An example of the lack of concern for driver safety was the brief popularity of the Guide Wheel automatic steering system available in America from about 1912.
This operated while ploughing and it consisted of a frame attached to the tractor’s steering mechanism and carrying a wheel running in the previous furrow bottom.
The Guide Wheel automatically steered the tractor as it turned the next set of furrows, with the driver taking over for headland turns.
This, the makers explained, allowed the driver to dismount and walk beside the moving tractor to check the plough setting or simply for exercise, climbing aboard again to take control as the headland approached.
The popularity of the Guide Wheel faded after a few years, presumably because customers realised the perils of climbing on and off a moving tractor. Evidence that concerns about tractor safety were slowly increasing also comes from the fact that more manufacturers were equipping their tractors with brakes.

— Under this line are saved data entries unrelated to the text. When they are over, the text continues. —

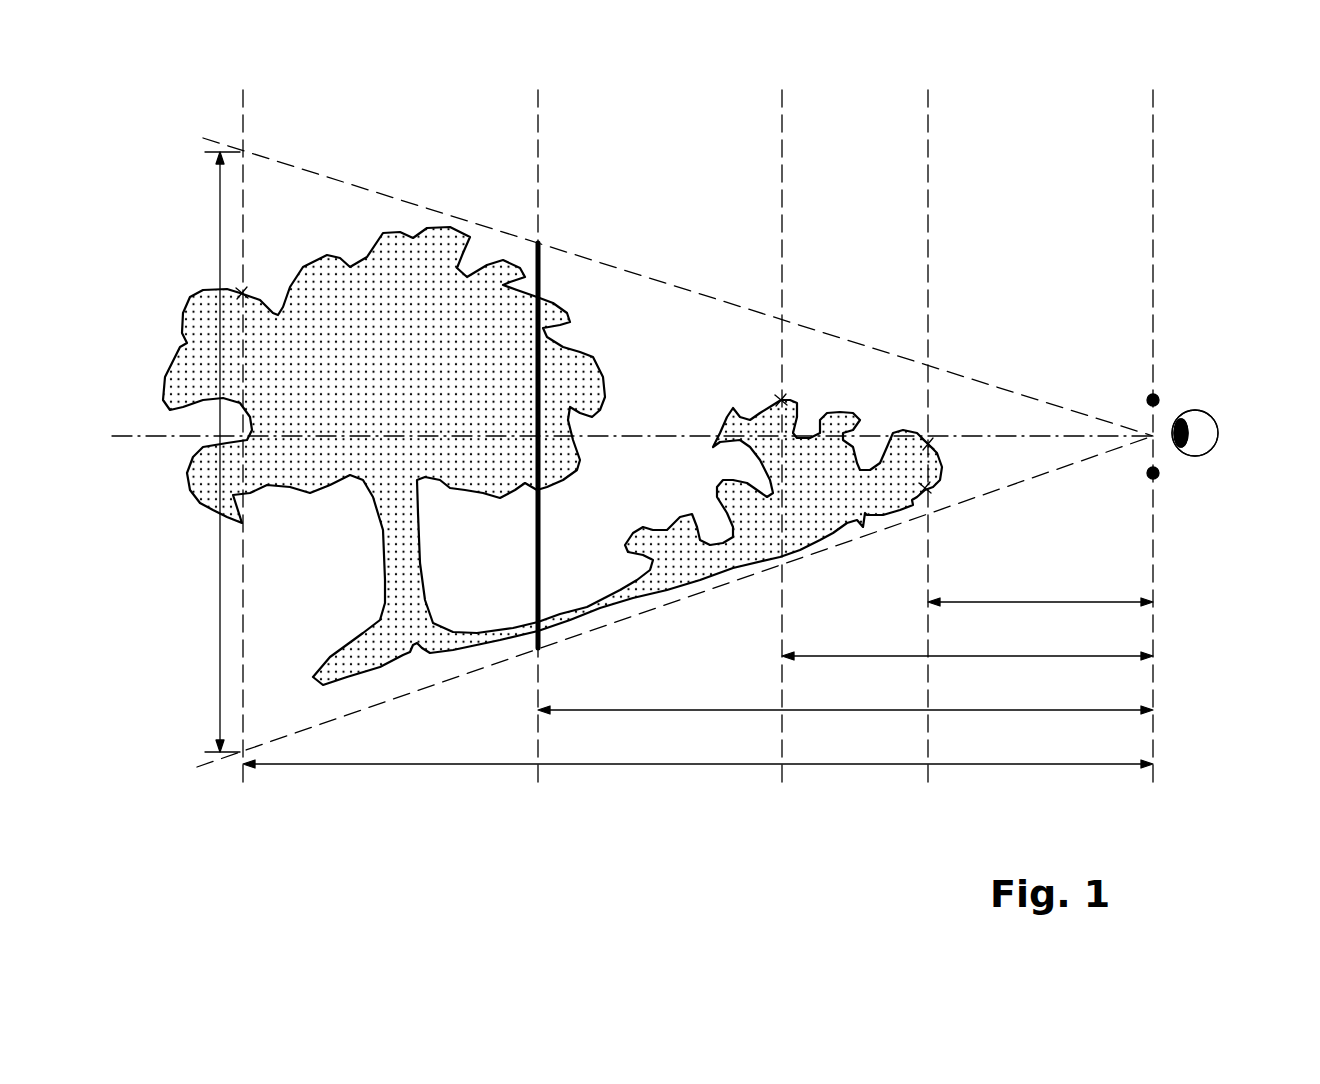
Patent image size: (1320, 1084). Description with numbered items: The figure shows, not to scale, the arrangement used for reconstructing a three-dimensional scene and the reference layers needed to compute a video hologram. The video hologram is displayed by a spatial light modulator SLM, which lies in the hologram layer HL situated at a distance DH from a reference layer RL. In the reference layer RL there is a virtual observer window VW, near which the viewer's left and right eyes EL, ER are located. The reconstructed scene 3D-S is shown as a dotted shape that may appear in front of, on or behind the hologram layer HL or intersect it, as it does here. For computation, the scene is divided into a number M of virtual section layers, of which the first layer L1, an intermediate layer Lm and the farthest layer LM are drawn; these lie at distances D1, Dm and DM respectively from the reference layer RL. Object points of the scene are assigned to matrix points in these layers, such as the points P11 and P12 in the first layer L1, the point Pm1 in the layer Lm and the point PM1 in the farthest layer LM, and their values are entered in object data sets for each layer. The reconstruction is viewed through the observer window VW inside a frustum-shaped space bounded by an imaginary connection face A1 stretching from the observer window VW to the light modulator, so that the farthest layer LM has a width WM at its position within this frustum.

The imaginary connection face A1 is at (678, 286).
The reconstructed three-dimensional scene 3D-S is at (392, 260).
The spatial light modulator SLM is at (540, 272).
The observer window VW is at (1153, 420).
The left eye of the viewer EL is at (1200, 450).
The right eye of the viewer ER is at (1195, 433).
The matrix point PM1 is at (259, 274).
The matrix point Pm1 is at (757, 381).
The matrix point P11 is at (952, 424).
The matrix point P12 is at (955, 477).
The width of section layer LM WM is at (203, 452).
The distance of section layer L1 to the reference layer D1 is at (1040, 586).
The distance of section layer Lm to the reference layer Dm is at (967, 640).
The distance of hologram layer to the reference layer DH is at (845, 693).
The distance of section layer LM to the reference layer DM is at (698, 748).
The section layer LM is at (225, 458).
The hologram layer HL is at (555, 456).
The section layer Lm is at (786, 458).
The section layer L1 is at (933, 458).
The reference layer RL is at (1171, 456).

Previously brakes were usually regarded as an unnecessary extravagance, which was not quite as reckless as it sounds, because tractors were still on steel wheels until the early 1930s, restricting the top speed to about 5 or 6kph.
The widespread adoption of brakes during the 1930s coincided with the arrival of rubber tyres and faster speeds.
The biggest dangers facing the pioneer tractor drivers included the risk of injury or death if the tractor overturned, and evidence of the dangers involved was available from a survey in about 1923.
The survey featured the Fordson Model F, the most successful tractor in history with more than 50% of the world tractor market in the mid-1920s. In spite of its popularity, early versions of the Model F had a poor safety record.
The implement hitch point was positioned too high and if a plough or a cultivator hit a solid object such as a rock or tree root, the front end of the tractor could tip over backwards.
The survey found 136 drivers died in Model F overturning accidents on American farms between 1918 and 1922.
Changing the hitch point position reduced the number of Model F accidents, but overturning can occur with any tractor make or model, and the cost in terms of driver deaths and injuries rose as the number of tractors on farms increased.
There was plenty of discussion about the problem, but decisive action did not arrive until the 1950s, with Sweden taking the lead.
Cab safety frames
The rising death toll persuaded the Swedish government to introduce a law requiring an approved cab or safety frame to be fitted on all new farm tractors.
The law came into force in 1959 and during that year, when almost all working tractors had no cab, 34 drivers lost their lives due to overturning accidents on Swedish farms.
The number of tractors in Sweden fitted with a cab or frame reached 47,000 by 1963, and during the four years after the law was introduced, only one driver lost his life in an overturning accident involving a tractor with a cab.
The solitary fatality occurred when the driver, aware that the tractor was rolling over, jumped out of the cab and was crushed, while a passenger who remained in the cab survived with minor injuries.
After an 11-year delay, Britain followed Sweden’s example, in spite of objections from some customers who complained about the additional cost of the cab and difficulties accessing low-roofed buildings.
A problem that arrived with the new cabs was that they increased the driver’s exposure to noise, and in 1976 additional legislation introduced the new quiet or “Q” cabs with a 90dB(A) noise limit, later reduced to 85dB(A).
Dealers in some areas reported increased sales ahead of both the safety cab and Q cab legislation, as some customers bought early to avoid the extra cost, but this was probably a false economy because the new cabs were popular and depreciation rates were much higher for the cabless tractors.
Even before the safety cabs arrived, the 1950s had already brought an increasing demand for simple weather protection cabs. They were usually made of canvas and sheet metal, and were sometimes draughty, restricted all-round visibility and gave little or no protection in a major accident, but drivers welcomed the protection they offered from the worst of the weather.
Weather cabs plus safety and Q cabs helped change attitudes to operator comfort and safety. The driver became a key factor when designing a new tractor, resulting in a flow of improvements such as controls and instrument layouts, better seats, ease of access to and from the cab and adding power steering, air conditioning or better sound equipment.
Suspension systems were another big advance including the Renault Hydrostable cab in 1987, followed by JCB’s Fastrac self-levelling front and rear suspension in 1990.
The extra bonus available from advances in comfort and safety can include improved efficiency and productivity. Working a few extra hours to finish a job is more acceptable in a comfortable cab, and the driver is also more likely to select a faster working speed.
There are benefits all round, and the only threat to continuing emphasis on driver wellbeing could be a new generation of driverless tractors.